Sachez-le, dès même avant mon départ, alors que j'en étais à préparer dans ma tête un tour du monde à la voile en solitaire, j'avais déjà l'intuition que ce voyage ne devait pas s'envisager comme une parenthèse. Il s'agissait d'un choix de vie, et non pas d'une virée en mer limitée dans le temps. Je sentais au fond de moi que terminer ce voyage aurait quelque part le parfum de l'échec. Parce que c'est vrai quoi, vous faites le tour de la planète sur un voilier et après ? Vous croyez vraiment qu'il est possible de reprendre son train-train quotidien après un voyage pareil ? Et puis le côté : Youpi, je reviens d'un tour du monde à la voile en solitaire, regardez-moi comme je suis balaise ! Faites-moi une place dans votre monde ! Je suis peut-être un rêveur, mais je ne suis pas stupide. Je sais bien que les choses ne se passent pas comme ça. Et puis, je ne suis pas vraiment homme à me glorifier d'une performance, je pense que vous commencez à le comprendre.
Il est donc clair qu'à l'époque, et sans trop savoir encore mettre des mots dessus, j'envisageais déjà qu'un retour signifierait qu'au cours de ce périple, je serais passé à côté de quelque chose. Cela aurait voulu dire que je n'aurais pas trouvé le Bonheur avec un grand B.
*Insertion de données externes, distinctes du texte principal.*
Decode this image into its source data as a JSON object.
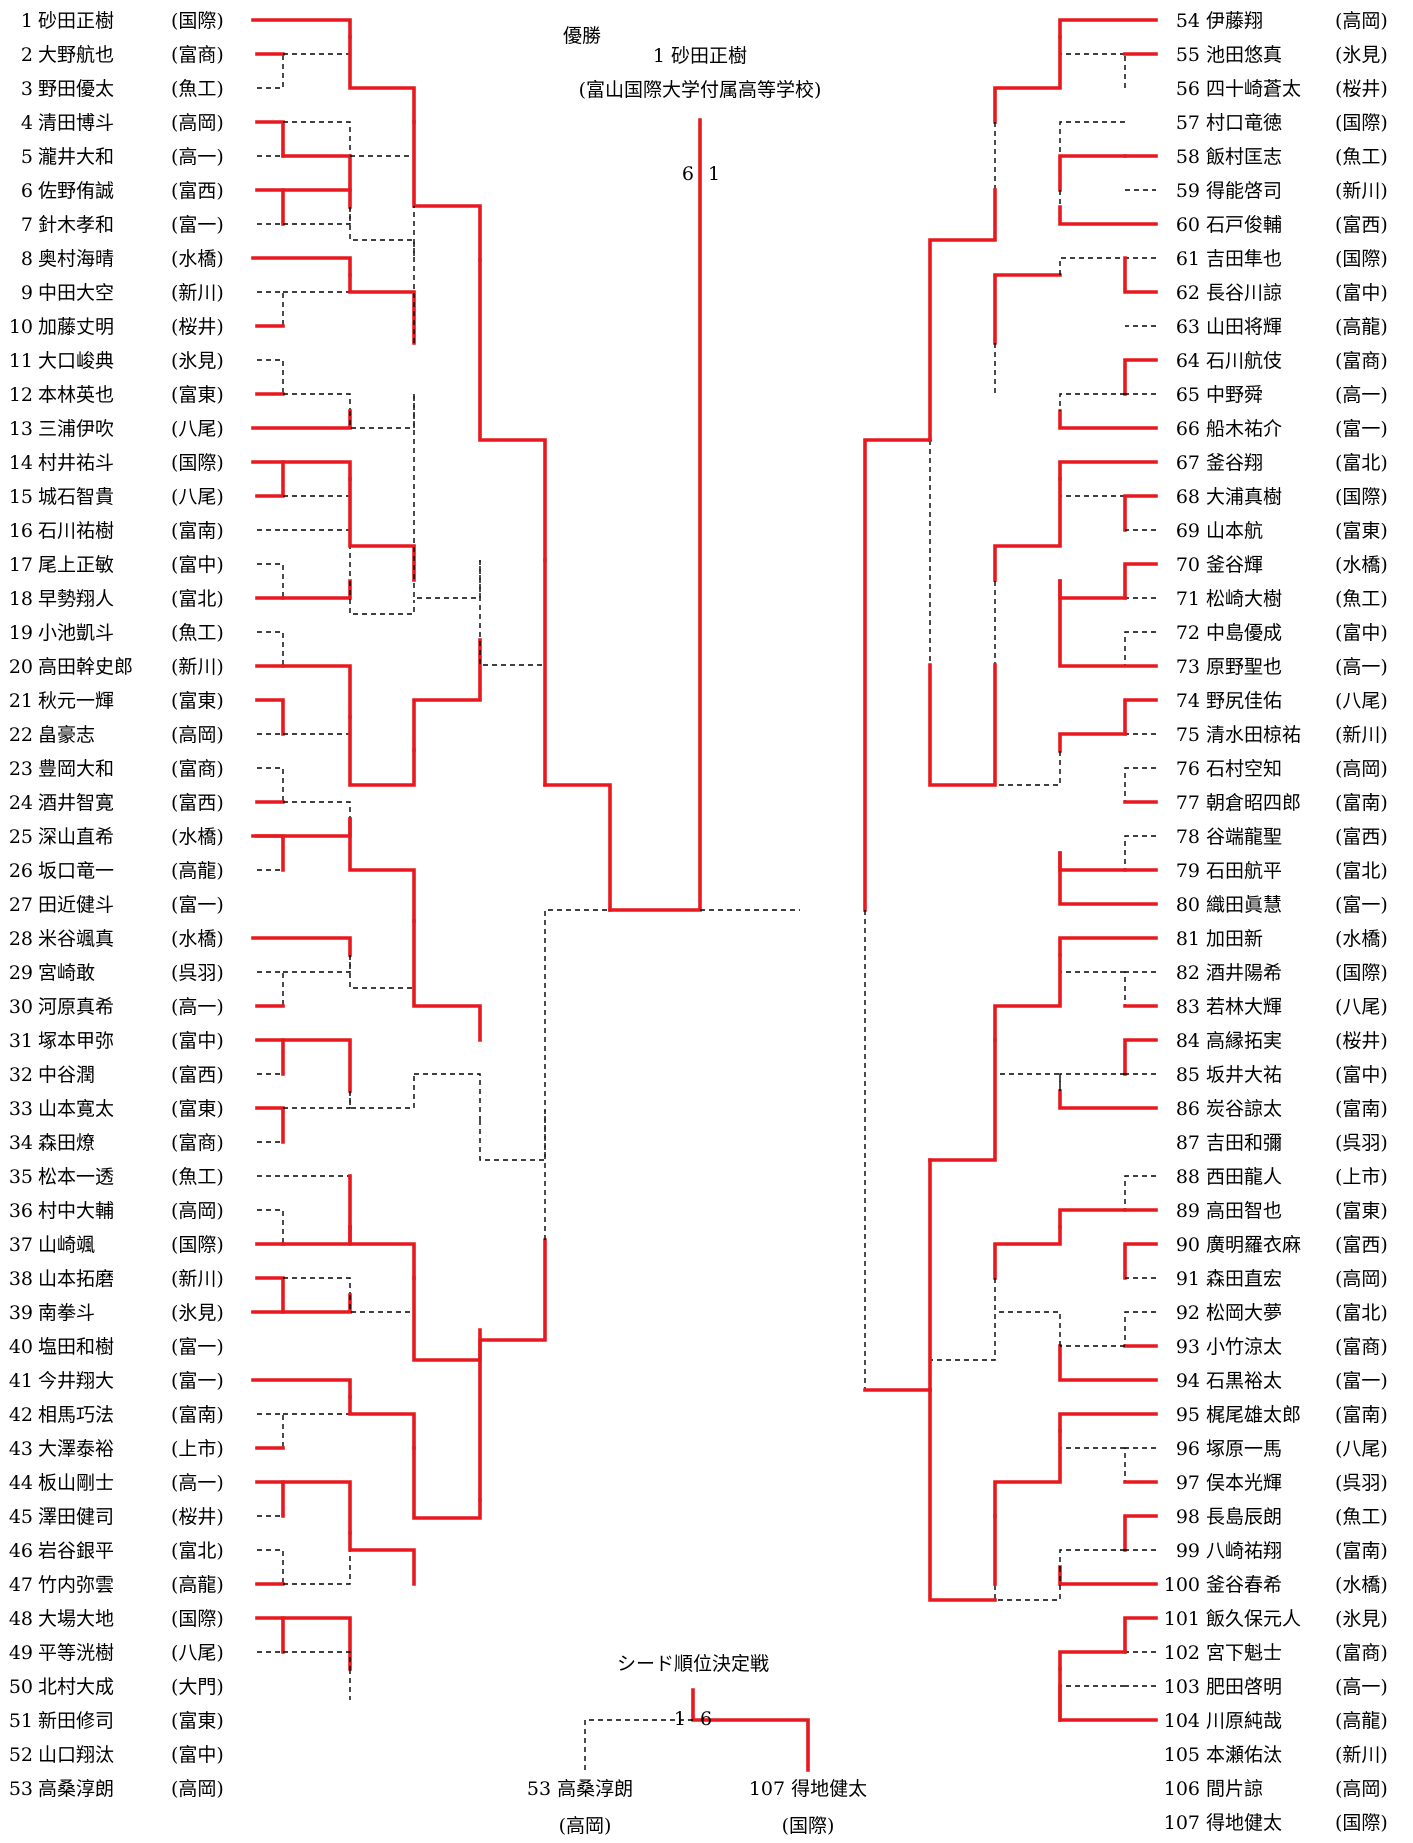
{
  "champion": {
    "heading": "優勝",
    "line": "1 砂田正樹",
    "school": "(富山国際大学付属高等学校)",
    "final_scores": [
      "6",
      "1"
    ]
  },
  "seed_match": {
    "title": "シード順位決定戦",
    "left": {
      "line": "53 高桑淳朗",
      "school": "(高岡)",
      "score": "1"
    },
    "right": {
      "line": "107 得地健太",
      "school": "(国際)",
      "score": "6"
    }
  },
  "left_players": [
    {
      "no": "1",
      "name": "砂田正樹",
      "school": "(国際)"
    },
    {
      "no": "2",
      "name": "大野航也",
      "school": "(富商)"
    },
    {
      "no": "3",
      "name": "野田優太",
      "school": "(魚工)"
    },
    {
      "no": "4",
      "name": "清田博斗",
      "school": "(高岡)"
    },
    {
      "no": "5",
      "name": "瀧井大和",
      "school": "(高一)"
    },
    {
      "no": "6",
      "name": "佐野侑誠",
      "school": "(富西)"
    },
    {
      "no": "7",
      "name": "針木孝和",
      "school": "(富一)"
    },
    {
      "no": "8",
      "name": "奥村海晴",
      "school": "(水橋)"
    },
    {
      "no": "9",
      "name": "中田大空",
      "school": "(新川)"
    },
    {
      "no": "10",
      "name": "加藤丈明",
      "school": "(桜井)"
    },
    {
      "no": "11",
      "name": "大口峻典",
      "school": "(氷見)"
    },
    {
      "no": "12",
      "name": "本林英也",
      "school": "(富東)"
    },
    {
      "no": "13",
      "name": "三浦伊吹",
      "school": "(八尾)"
    },
    {
      "no": "14",
      "name": "村井祐斗",
      "school": "(国際)"
    },
    {
      "no": "15",
      "name": "城石智貴",
      "school": "(八尾)"
    },
    {
      "no": "16",
      "name": "石川祐樹",
      "school": "(富南)"
    },
    {
      "no": "17",
      "name": "尾上正敏",
      "school": "(富中)"
    },
    {
      "no": "18",
      "name": "早勢翔人",
      "school": "(富北)"
    },
    {
      "no": "19",
      "name": "小池凱斗",
      "school": "(魚工)"
    },
    {
      "no": "20",
      "name": "高田幹史郎",
      "school": "(新川)"
    },
    {
      "no": "21",
      "name": "秋元一輝",
      "school": "(富東)"
    },
    {
      "no": "22",
      "name": "畠豪志",
      "school": "(高岡)"
    },
    {
      "no": "23",
      "name": "豊岡大和",
      "school": "(富商)"
    },
    {
      "no": "24",
      "name": "酒井智寛",
      "school": "(富西)"
    },
    {
      "no": "25",
      "name": "深山直希",
      "school": "(水橋)"
    },
    {
      "no": "26",
      "name": "坂口竜一",
      "school": "(高龍)"
    },
    {
      "no": "27",
      "name": "田近健斗",
      "school": "(富一)"
    },
    {
      "no": "28",
      "name": "米谷颯真",
      "school": "(水橋)"
    },
    {
      "no": "29",
      "name": "宮崎敢",
      "school": "(呉羽)"
    },
    {
      "no": "30",
      "name": "河原真希",
      "school": "(高一)"
    },
    {
      "no": "31",
      "name": "塚本甲弥",
      "school": "(富中)"
    },
    {
      "no": "32",
      "name": "中谷潤",
      "school": "(富西)"
    },
    {
      "no": "33",
      "name": "山本寛太",
      "school": "(富東)"
    },
    {
      "no": "34",
      "name": "森田燎",
      "school": "(富商)"
    },
    {
      "no": "35",
      "name": "松本一透",
      "school": "(魚工)"
    },
    {
      "no": "36",
      "name": "村中大輔",
      "school": "(高岡)"
    },
    {
      "no": "37",
      "name": "山崎颯",
      "school": "(国際)"
    },
    {
      "no": "38",
      "name": "山本拓磨",
      "school": "(新川)"
    },
    {
      "no": "39",
      "name": "南拳斗",
      "school": "(氷見)"
    },
    {
      "no": "40",
      "name": "塩田和樹",
      "school": "(富一)"
    },
    {
      "no": "41",
      "name": "今井翔大",
      "school": "(富一)"
    },
    {
      "no": "42",
      "name": "相馬巧法",
      "school": "(富南)"
    },
    {
      "no": "43",
      "name": "大澤泰裕",
      "school": "(上市)"
    },
    {
      "no": "44",
      "name": "板山剛士",
      "school": "(高一)"
    },
    {
      "no": "45",
      "name": "澤田健司",
      "school": "(桜井)"
    },
    {
      "no": "46",
      "name": "岩谷銀平",
      "school": "(富北)"
    },
    {
      "no": "47",
      "name": "竹内弥雲",
      "school": "(高龍)"
    },
    {
      "no": "48",
      "name": "大場大地",
      "school": "(国際)"
    },
    {
      "no": "49",
      "name": "平等洸樹",
      "school": "(八尾)"
    },
    {
      "no": "50",
      "name": "北村大成",
      "school": "(大門)"
    },
    {
      "no": "51",
      "name": "新田修司",
      "school": "(富東)"
    },
    {
      "no": "52",
      "name": "山口翔汰",
      "school": "(富中)"
    },
    {
      "no": "53",
      "name": "高桑淳朗",
      "school": "(高岡)"
    }
  ],
  "right_players": [
    {
      "no": "54",
      "name": "伊藤翔",
      "school": "(高岡)"
    },
    {
      "no": "55",
      "name": "池田悠真",
      "school": "(氷見)"
    },
    {
      "no": "56",
      "name": "四十崎蒼太",
      "school": "(桜井)"
    },
    {
      "no": "57",
      "name": "村口竜徳",
      "school": "(国際)"
    },
    {
      "no": "58",
      "name": "飯村匡志",
      "school": "(魚工)"
    },
    {
      "no": "59",
      "name": "得能啓司",
      "school": "(新川)"
    },
    {
      "no": "60",
      "name": "石戸俊輔",
      "school": "(富西)"
    },
    {
      "no": "61",
      "name": "吉田隼也",
      "school": "(国際)"
    },
    {
      "no": "62",
      "name": "長谷川諒",
      "school": "(富中)"
    },
    {
      "no": "63",
      "name": "山田将輝",
      "school": "(高龍)"
    },
    {
      "no": "64",
      "name": "石川航伎",
      "school": "(富商)"
    },
    {
      "no": "65",
      "name": "中野舜",
      "school": "(高一)"
    },
    {
      "no": "66",
      "name": "船木祐介",
      "school": "(富一)"
    },
    {
      "no": "67",
      "name": "釜谷翔",
      "school": "(富北)"
    },
    {
      "no": "68",
      "name": "大浦真樹",
      "school": "(国際)"
    },
    {
      "no": "69",
      "name": "山本航",
      "school": "(富東)"
    },
    {
      "no": "70",
      "name": "釜谷輝",
      "school": "(水橋)"
    },
    {
      "no": "71",
      "name": "松崎大樹",
      "school": "(魚工)"
    },
    {
      "no": "72",
      "name": "中島優成",
      "school": "(富中)"
    },
    {
      "no": "73",
      "name": "原野聖也",
      "school": "(高一)"
    },
    {
      "no": "74",
      "name": "野尻佳佑",
      "school": "(八尾)"
    },
    {
      "no": "75",
      "name": "清水田椋祐",
      "school": "(新川)"
    },
    {
      "no": "76",
      "name": "石村空知",
      "school": "(高岡)"
    },
    {
      "no": "77",
      "name": "朝倉昭四郎",
      "school": "(富南)"
    },
    {
      "no": "78",
      "name": "谷端龍聖",
      "school": "(富西)"
    },
    {
      "no": "79",
      "name": "石田航平",
      "school": "(富北)"
    },
    {
      "no": "80",
      "name": "織田眞慧",
      "school": "(富一)"
    },
    {
      "no": "81",
      "name": "加田新",
      "school": "(水橋)"
    },
    {
      "no": "82",
      "name": "酒井陽希",
      "school": "(国際)"
    },
    {
      "no": "83",
      "name": "若林大輝",
      "school": "(八尾)"
    },
    {
      "no": "84",
      "name": "高縁拓実",
      "school": "(桜井)"
    },
    {
      "no": "85",
      "name": "坂井大祐",
      "school": "(富中)"
    },
    {
      "no": "86",
      "name": "炭谷諒太",
      "school": "(富南)"
    },
    {
      "no": "87",
      "name": "吉田和彌",
      "school": "(呉羽)"
    },
    {
      "no": "88",
      "name": "西田龍人",
      "school": "(上市)"
    },
    {
      "no": "89",
      "name": "高田智也",
      "school": "(富東)"
    },
    {
      "no": "90",
      "name": "廣明羅衣麻",
      "school": "(富西)"
    },
    {
      "no": "91",
      "name": "森田直宏",
      "school": "(高岡)"
    },
    {
      "no": "92",
      "name": "松岡大夢",
      "school": "(富北)"
    },
    {
      "no": "93",
      "name": "小竹涼太",
      "school": "(富商)"
    },
    {
      "no": "94",
      "name": "石黒裕太",
      "school": "(富一)"
    },
    {
      "no": "95",
      "name": "梶尾雄太郎",
      "school": "(富南)"
    },
    {
      "no": "96",
      "name": "塚原一馬",
      "school": "(八尾)"
    },
    {
      "no": "97",
      "name": "俣本光輝",
      "school": "(呉羽)"
    },
    {
      "no": "98",
      "name": "長島辰朗",
      "school": "(魚工)"
    },
    {
      "no": "99",
      "name": "八崎祐翔",
      "school": "(富南)"
    },
    {
      "no": "100",
      "name": "釜谷春希",
      "school": "(水橋)"
    },
    {
      "no": "101",
      "name": "飯久保元人",
      "school": "(氷見)"
    },
    {
      "no": "102",
      "name": "宮下魁士",
      "school": "(富商)"
    },
    {
      "no": "103",
      "name": "肥田啓明",
      "school": "(高一)"
    },
    {
      "no": "104",
      "name": "川原純哉",
      "school": "(高龍)"
    },
    {
      "no": "105",
      "name": "本瀬佑汰",
      "school": "(新川)"
    },
    {
      "no": "106",
      "name": "間片諒",
      "school": "(高岡)"
    },
    {
      "no": "107",
      "name": "得地健太",
      "school": "(国際)"
    }
  ],
  "colors": {
    "winner_line": "#e8191e",
    "loser_line": "#000000"
  }
}
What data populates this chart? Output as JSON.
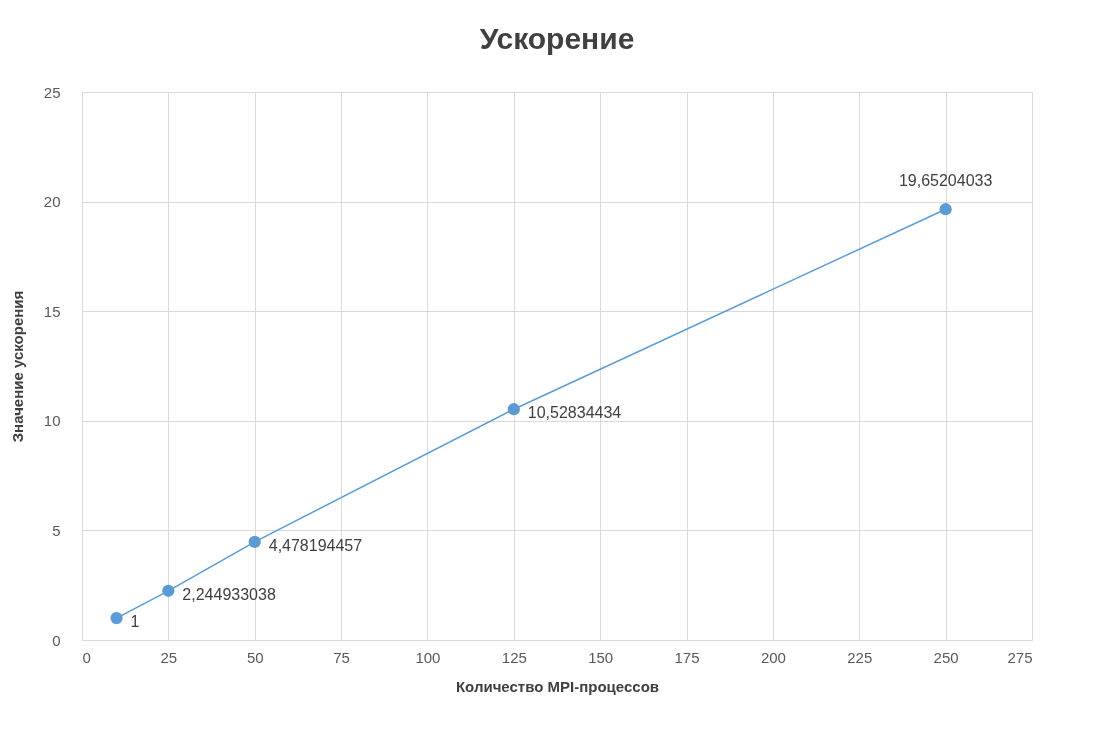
{
  "chart_data": {
    "type": "line",
    "title": "Ускорение",
    "xlabel": "Количество MPI-процессов",
    "ylabel": "Значение ускорения",
    "x": [
      10,
      25,
      50,
      125,
      250
    ],
    "series": [
      {
        "color": "#5b9bd5",
        "values": [
          1,
          2.244933038,
          4.478194457,
          10.52834434,
          19.65204033
        ],
        "value_labels": [
          "1",
          "2,244933038",
          "4,478194457",
          "10,52834434",
          "19,65204033"
        ]
      }
    ],
    "xlim": [
      0,
      275
    ],
    "xticks": [
      0,
      25,
      50,
      75,
      100,
      125,
      150,
      175,
      200,
      225,
      250,
      275
    ],
    "ylim": [
      0,
      25
    ],
    "yticks": [
      0,
      5,
      10,
      15,
      20,
      25
    ],
    "grid": true,
    "marker": "circle",
    "line_style": "solid"
  }
}
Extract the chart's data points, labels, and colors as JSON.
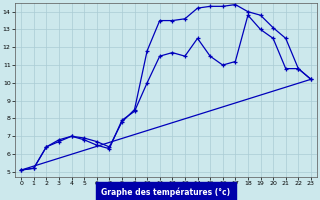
{
  "xlabel": "Graphe des températures (°c)",
  "bg_color": "#cce8ec",
  "grid_color": "#aaccd4",
  "line_color": "#0000bb",
  "xlim": [
    -0.5,
    23.5
  ],
  "ylim": [
    4.7,
    14.5
  ],
  "yticks": [
    5,
    6,
    7,
    8,
    9,
    10,
    11,
    12,
    13,
    14
  ],
  "xticks": [
    0,
    1,
    2,
    3,
    4,
    5,
    6,
    7,
    8,
    9,
    10,
    11,
    12,
    13,
    14,
    15,
    16,
    17,
    18,
    19,
    20,
    21,
    22,
    23
  ],
  "curve1_x": [
    0,
    1,
    2,
    3,
    4,
    5,
    6,
    7,
    8,
    9,
    10,
    11,
    12,
    13,
    14,
    15,
    16,
    17,
    18,
    19,
    20,
    21,
    22,
    23
  ],
  "curve1_y": [
    5.1,
    5.2,
    6.4,
    6.8,
    7.0,
    6.9,
    6.7,
    6.4,
    7.8,
    8.5,
    11.8,
    13.5,
    13.5,
    13.6,
    14.2,
    14.3,
    14.3,
    14.4,
    14.0,
    13.8,
    13.1,
    12.5,
    10.8,
    10.2
  ],
  "curve2_x": [
    0,
    1,
    2,
    3,
    4,
    5,
    6,
    7,
    8,
    9,
    10,
    11,
    12,
    13,
    14,
    15,
    16,
    17,
    18,
    19,
    20,
    21,
    22,
    23
  ],
  "curve2_y": [
    5.1,
    5.2,
    6.4,
    6.7,
    7.0,
    6.8,
    6.5,
    6.3,
    7.9,
    8.4,
    10.0,
    11.5,
    11.7,
    11.5,
    12.5,
    11.5,
    11.0,
    11.2,
    13.8,
    13.0,
    12.5,
    10.8,
    10.8,
    10.2
  ],
  "line3_x": [
    0,
    23
  ],
  "line3_y": [
    5.1,
    10.2
  ]
}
Deux ans et demi plus tard, et si l'on excepte un aller-retour vite fait de quatre jours pour vendre ma maison, je n'ai toujours pas remis les pieds en France. Et franchement je n'en n'ai pas envie. Pas encore. Entendons-nous bien, j'aurais les moyens de me payer un aller retour si je le voulais, ce n'est donc pas un problème d'argent. De même, je sais très bien que si je venais passer quelques jours au pays, certaines personnes seraient ravies de m’accueillir, ce n'est donc pas non plus un problème de logistique. Non, mon souci est que pour envisager de faire une pause il faudrait déjà que j'ai le sentiment d'avoir accompli quelque chose... Et ce n'est pour l'instant pas le cas.
D'accord, vous allez me dire que je suis bien trop exigeant avec moi-même, que traverser l'Atlantique en solitaire c'est déjà pas mal, qu'avoir séjourné dans tant de pays c'est déjà quelque chose... Peut-être. Mais il n'empêche que cela ne me suffit pas. Pour ne serait-ce qu'un jour envisager de revenir il me faudrait... En fait, je n'en sais rien. Je vous le dirais lorsque je l'aurais fait !

Tu t'en fous toi, tu as un passeport espagnol !
Et puis... Et puis je dois vous avouer que ce qui se passe en France en ce moment ne joue pas vraiment en faveur d'un séjour au pays, fut-il bref. Depuis deux ans et demi que je suis parti, la France, ma France a bien changée. Sans doute ne vous en rendez-vous pas compte parce que vous avez le nez dedans, mais vu de l’extérieur je peux vous dire que c'est assez impressionnant.
Le racisme et la xénophobie se déchaînent depuis des mois et personne ne moufte. France Inter, ma radio, s'est transformé en affidé des banques et des assurances, et fait la part belle à des personnages (comme Finkielkraut la semaine dernière ou Copé encore ce matin) qui tiennent des discours odieux. Des discours qui, il n'y a pas si longtemps, auraient voué leur auteurs à la vindicte populaire et médiatique. Mais non, là encore personne ne moufte. Pire, on commence à trouver ça normal.
La gauche, elle aussi dite « normale », se droitise. La droite s'extrême-droitise. L'extrême droite jubile et engrange les points. Le pays dérape et tombe sur le cul, culbute et roule en arrière. Il régresse. On porte aux nues un type qui en descend un autre dans la rue d'une balle dans le dos. Cinquante années d'avancée sociétales sont mises en coupe réglée par un gouvernement sensément de gauche... Le code du travail est démoli. Les pauvres se mettent à payer plus d'impôts alors que les entreprises du CAC 40 se gavent comme jamais. On arrête une adolescente en pleine sortie scolaire pour l'expulser... Non mais sérieusement, c'est quoi ce bordel ? Elle est où la France des lumières ? La France du respect et des droits de l'homme ? On se croirait presque revenu dans les années quarante ! Ça sent la délation et la haine de l'autre. Ça sent la peur et la colère. Non, correction. Ça ne sent pas, ça pue. Et je peux vous dire que l'odeur on la sent à des milliers de kilomètres.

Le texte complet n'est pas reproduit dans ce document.